In the intervening two decades, the Farmer First movement - a loose, informal network stretching across the world - has experimented with a range of participatory approaches to agricultural research and extension with farmers at the heart of the innovation process.
Participatory plant breeding, for example, has involved farmers in the process of choosing and testing new crop varieties. Extension systems have equally been transformed, moving from top-down instruction towards farmer-to-farmer exchange and joint learning. The use of new information technologies has expanded too, allowing information sharing between farmers. As a result, farmers are increasingly seen as partners in the innovation process, rather than merely recipients of national and international research and extension systems.
Yet failures of conventional agriculture and associated institutional arrangements are apparent everywhere. The generation of an African Green Revolution, for example, requires a new agriculture based on partnerships, not top-down impositions and rooted in diverse knowledges rather than singular technical solution. Wider perspectives on innovation, linking with research and markets, technology development and users are needed.

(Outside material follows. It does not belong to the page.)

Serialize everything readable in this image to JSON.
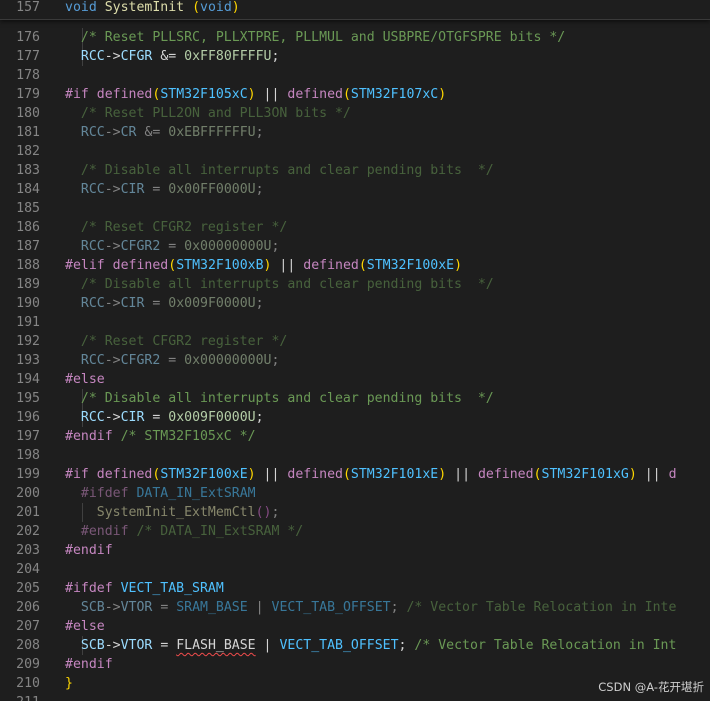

That opportunities exist for farmers to drive this innovation are especially evident in Africa. Government commitments through the CAADP/NEPAD framework are in place; funding support is being channelled through organisations like AGRA; and policy wider commitments are being affirmed by the IAASTD, the World Bank’s World Development Report on agriculture and the discussions around the Global Partnership for Agriculture.
Joachim Voss, former Director General of the International Centre for Tropical Agriculture in Colombia comments: “Farmer First has won broad acceptance by rigorously proving its superior efficiency in making science work for the poorest and most marginal farmers. It is indeed a pleasure to see how the established and dedicated practitioners, together with a new generation of committed young scientists, have built upon the original concepts and methods to create this dynamic, exciting and effective corpus of work.